New Cubs GM Carter Hawkins was on The Score with Mully & Haugh earlier this week, and I took notes as he spoke. His introductory press conference could share only so much, and while the same is true for the first round of radio hits like this, I still think there were some interesting bits worth sharing.
Among them:
⇒ On the subject of successfully developing pitchers in the current era, Hawkins notes that if you throw all the tons and tons of available data at a pitcher – at anybody – they get confused. It’s just a reality. You have to distill it down to something much more simple, and I would speculate that if there’s a “secret sauce” – he assures the world that there isn’t! – it would be something about the way your organization ports the data over to a human. Every org has tons of great data at this point, and great analytics and video people to break it all down. Getting the pitchers to absorb and deploy the things that the data recommends? That’s the hard part nowadays.
⇒ Speaking of which, when asked about how Cleveland was able to get THREE excellent big league starting pitchers after the first two rounds in the 2016 draft (Aaron Civale (3rd), Shane Bieber (4th), Zach Plesac (12th)), Hawkins said the commonality there was their willingness/eagerness to get more information and openness to actually making changes in their game. That is something Cleveland specifically targeted in the draft. Yes, you have to have a certain baseline of skills, but you can target that approach/attitude in the drafting process – pretty interesting thinking about how you would “scout” for the skill of being really interested in/good at making changes in your game.
⇒ A repeated message Hawkins delivered in the into presser and the radio hit: Everything we do in a baseball operations department has to lead to winning in the bigs; drafting well, developing well, signing efficient free agent contracts. It all has to move in that direction.
⇒ Hawkins hopes a deal gets done before CBA expires on December 1, but it’s an uncontrollable unknown for a front office. So you somewhat do business as usual right now: Who are our targets, how do we go after them, etc., and then deal with CBA when it comes.
⇒ As for the offseason, of course the big question is how aggressive the Cubs will be. Hawkins kind of demurred, understandably since he just arrived, but here’s the full digest on what he said:
“Obviously, I’m on Day 1 right now,” Hawkins said on the Mully & Haugh Show on 670 The Score on Tuesday morning. “Yesterday was Day 0, so still trying to get an understanding of where we are and where we want to go with our offseason plan this year and our offseason plans in future years.
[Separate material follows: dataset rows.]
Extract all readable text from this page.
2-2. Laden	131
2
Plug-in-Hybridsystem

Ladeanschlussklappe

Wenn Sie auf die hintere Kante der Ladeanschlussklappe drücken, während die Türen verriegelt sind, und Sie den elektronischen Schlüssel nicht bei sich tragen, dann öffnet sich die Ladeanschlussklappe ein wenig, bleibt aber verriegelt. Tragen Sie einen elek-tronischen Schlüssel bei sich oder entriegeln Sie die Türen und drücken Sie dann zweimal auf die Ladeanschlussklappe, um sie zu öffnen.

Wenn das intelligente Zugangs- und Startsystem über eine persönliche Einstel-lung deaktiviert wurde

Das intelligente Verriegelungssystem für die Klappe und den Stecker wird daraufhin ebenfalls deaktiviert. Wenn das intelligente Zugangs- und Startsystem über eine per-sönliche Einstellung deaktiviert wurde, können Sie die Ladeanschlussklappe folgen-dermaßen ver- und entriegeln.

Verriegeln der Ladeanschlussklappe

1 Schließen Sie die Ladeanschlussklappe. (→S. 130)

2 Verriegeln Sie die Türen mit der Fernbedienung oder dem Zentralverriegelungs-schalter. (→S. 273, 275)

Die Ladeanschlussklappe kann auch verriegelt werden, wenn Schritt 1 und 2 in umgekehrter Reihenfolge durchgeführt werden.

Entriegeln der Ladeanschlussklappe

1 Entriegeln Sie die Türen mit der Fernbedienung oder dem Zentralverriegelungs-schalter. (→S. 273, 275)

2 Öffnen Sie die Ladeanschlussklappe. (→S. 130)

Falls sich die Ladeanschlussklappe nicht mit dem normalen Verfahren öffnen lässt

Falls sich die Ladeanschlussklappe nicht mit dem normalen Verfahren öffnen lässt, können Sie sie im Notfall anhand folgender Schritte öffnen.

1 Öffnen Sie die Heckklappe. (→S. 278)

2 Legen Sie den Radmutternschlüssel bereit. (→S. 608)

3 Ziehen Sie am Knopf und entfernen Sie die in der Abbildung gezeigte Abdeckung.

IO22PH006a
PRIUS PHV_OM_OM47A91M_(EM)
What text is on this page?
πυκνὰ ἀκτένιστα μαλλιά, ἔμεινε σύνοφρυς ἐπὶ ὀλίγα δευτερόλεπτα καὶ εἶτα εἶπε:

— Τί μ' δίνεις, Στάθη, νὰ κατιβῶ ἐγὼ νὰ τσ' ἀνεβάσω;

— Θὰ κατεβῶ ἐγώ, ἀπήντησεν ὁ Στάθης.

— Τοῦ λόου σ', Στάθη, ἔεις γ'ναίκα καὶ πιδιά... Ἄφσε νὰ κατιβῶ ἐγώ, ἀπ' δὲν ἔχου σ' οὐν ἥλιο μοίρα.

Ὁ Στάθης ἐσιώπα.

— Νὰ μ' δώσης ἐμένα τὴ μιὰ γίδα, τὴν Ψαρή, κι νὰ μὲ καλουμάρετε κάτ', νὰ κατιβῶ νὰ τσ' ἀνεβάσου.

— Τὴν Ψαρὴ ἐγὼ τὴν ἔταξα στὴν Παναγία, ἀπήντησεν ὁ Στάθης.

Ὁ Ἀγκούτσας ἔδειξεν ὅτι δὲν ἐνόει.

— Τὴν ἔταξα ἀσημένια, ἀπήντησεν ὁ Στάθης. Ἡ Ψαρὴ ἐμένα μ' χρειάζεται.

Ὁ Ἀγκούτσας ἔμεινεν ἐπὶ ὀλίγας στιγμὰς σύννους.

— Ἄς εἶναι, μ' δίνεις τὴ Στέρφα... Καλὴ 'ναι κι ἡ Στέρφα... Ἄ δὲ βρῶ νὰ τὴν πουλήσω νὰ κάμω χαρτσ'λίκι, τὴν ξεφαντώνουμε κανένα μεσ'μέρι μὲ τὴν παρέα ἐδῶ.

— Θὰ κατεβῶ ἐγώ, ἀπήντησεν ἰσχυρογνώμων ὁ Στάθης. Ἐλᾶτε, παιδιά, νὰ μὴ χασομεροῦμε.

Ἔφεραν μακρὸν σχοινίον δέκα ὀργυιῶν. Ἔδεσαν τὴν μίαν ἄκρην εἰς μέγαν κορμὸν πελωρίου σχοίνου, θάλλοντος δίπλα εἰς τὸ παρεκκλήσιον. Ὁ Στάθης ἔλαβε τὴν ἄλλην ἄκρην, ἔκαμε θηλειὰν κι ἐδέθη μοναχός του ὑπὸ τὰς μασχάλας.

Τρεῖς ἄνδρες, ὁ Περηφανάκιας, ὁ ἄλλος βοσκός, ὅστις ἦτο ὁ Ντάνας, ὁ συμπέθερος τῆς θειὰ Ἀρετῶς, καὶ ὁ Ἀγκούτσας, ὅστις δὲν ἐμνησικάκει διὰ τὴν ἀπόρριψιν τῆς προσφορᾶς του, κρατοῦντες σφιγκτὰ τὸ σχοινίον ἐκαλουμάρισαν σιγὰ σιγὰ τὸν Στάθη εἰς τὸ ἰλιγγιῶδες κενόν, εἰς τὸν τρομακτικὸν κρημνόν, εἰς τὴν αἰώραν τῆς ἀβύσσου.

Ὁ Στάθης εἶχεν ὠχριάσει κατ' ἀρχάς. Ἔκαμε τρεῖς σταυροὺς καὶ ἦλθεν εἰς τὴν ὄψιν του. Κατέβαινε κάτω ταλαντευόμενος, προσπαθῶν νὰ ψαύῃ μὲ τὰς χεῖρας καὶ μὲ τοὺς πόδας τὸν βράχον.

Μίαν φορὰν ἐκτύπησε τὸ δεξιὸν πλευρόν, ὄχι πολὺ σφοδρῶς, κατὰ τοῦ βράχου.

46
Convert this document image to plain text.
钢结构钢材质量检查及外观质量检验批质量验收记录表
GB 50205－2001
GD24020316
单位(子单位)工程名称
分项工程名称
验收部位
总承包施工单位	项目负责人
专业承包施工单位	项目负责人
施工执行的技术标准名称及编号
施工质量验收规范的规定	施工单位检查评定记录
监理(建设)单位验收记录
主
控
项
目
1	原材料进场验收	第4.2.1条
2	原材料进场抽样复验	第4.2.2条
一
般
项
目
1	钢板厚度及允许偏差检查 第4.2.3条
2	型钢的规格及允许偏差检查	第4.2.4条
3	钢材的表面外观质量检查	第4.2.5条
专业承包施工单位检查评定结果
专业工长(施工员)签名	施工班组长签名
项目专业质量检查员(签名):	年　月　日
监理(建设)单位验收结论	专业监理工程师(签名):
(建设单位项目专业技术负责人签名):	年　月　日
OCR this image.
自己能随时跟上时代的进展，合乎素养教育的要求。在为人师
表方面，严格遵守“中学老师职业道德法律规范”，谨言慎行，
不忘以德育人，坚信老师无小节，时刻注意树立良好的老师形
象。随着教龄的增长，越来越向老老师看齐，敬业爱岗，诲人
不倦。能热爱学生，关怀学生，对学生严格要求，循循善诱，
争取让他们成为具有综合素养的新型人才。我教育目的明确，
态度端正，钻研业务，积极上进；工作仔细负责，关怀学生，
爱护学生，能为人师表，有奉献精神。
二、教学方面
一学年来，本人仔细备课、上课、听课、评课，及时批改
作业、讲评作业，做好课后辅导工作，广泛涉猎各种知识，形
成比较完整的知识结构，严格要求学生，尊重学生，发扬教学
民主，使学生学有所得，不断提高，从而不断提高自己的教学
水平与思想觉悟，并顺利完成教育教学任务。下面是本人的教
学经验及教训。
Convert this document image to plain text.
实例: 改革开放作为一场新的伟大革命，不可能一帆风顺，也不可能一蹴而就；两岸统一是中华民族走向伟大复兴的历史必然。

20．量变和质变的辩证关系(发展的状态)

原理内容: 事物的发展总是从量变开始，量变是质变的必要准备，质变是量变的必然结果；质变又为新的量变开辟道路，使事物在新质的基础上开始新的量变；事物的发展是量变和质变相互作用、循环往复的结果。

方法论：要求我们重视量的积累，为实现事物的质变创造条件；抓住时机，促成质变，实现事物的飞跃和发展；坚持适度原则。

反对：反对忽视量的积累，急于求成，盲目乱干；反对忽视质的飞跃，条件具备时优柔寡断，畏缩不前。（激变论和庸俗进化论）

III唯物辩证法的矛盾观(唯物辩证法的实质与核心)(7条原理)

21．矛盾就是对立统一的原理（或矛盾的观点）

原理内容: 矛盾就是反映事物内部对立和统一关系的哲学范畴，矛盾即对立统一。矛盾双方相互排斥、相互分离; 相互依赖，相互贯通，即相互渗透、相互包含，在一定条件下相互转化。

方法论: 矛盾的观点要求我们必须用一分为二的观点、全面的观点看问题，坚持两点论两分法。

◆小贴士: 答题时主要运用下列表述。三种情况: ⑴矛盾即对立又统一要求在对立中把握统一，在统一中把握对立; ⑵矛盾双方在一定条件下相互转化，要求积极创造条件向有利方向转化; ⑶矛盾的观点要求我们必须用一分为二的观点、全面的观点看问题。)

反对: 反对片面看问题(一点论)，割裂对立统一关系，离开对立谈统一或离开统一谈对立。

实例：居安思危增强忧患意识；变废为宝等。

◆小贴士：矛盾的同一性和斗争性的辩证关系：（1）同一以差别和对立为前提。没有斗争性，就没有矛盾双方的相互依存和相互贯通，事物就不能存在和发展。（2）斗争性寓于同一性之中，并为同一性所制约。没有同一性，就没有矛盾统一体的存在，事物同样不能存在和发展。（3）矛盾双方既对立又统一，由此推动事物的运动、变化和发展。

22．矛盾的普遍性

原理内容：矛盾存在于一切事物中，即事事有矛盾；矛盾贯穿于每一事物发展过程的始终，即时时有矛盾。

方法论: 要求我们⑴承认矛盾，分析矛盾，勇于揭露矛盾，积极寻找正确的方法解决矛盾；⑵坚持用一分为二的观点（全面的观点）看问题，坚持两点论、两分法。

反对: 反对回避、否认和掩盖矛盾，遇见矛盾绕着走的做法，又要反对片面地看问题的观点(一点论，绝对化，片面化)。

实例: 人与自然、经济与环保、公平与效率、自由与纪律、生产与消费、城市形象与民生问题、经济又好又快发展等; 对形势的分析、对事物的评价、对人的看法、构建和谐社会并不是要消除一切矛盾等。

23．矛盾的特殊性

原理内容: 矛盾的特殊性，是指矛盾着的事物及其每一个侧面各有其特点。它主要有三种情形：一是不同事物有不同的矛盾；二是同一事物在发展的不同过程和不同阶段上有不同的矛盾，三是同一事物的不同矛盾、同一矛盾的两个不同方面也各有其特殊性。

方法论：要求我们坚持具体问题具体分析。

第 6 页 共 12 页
“That word ‘urgency,’ I totally agree with you. And ‘aggressiveness,’ I totally agree with you. I think that was something that was clear to me from Day 1 in the process to these interviews – people here are aggressive in trying to bring winning baseball to Chicago as often and as quickly as possible. Sometimes those decisions on the surface don’t seem that way, but they all have that underlying understanding – ‘this is so we can win our next World Series as quickly as we can.’ And I think that we’ll think through our free agency process this offseason.
“Jed talked about it in his offseason presser, about spending intelligently. I think as painful as that is to hear for fans that want to say where to spend unintelligently and spend free willy, it’s something we have to do. Because we know those are the decisions that help us to best put us in position to bring those unbelievable moments to Chicago over and over again.”
⇒ So, like I said, it’s mostly a punt on the question, but it does square with the general sense we already had on the Cubs’ expected approach this offseason: aggressive in targeting certain free agents, yes, and adding a lot of them, yes … but not necessarily being aggressive in signing huge, long-term deals that might have a sufficiently negative impact down the road that they offset whatever nearer-term positive impact it could have.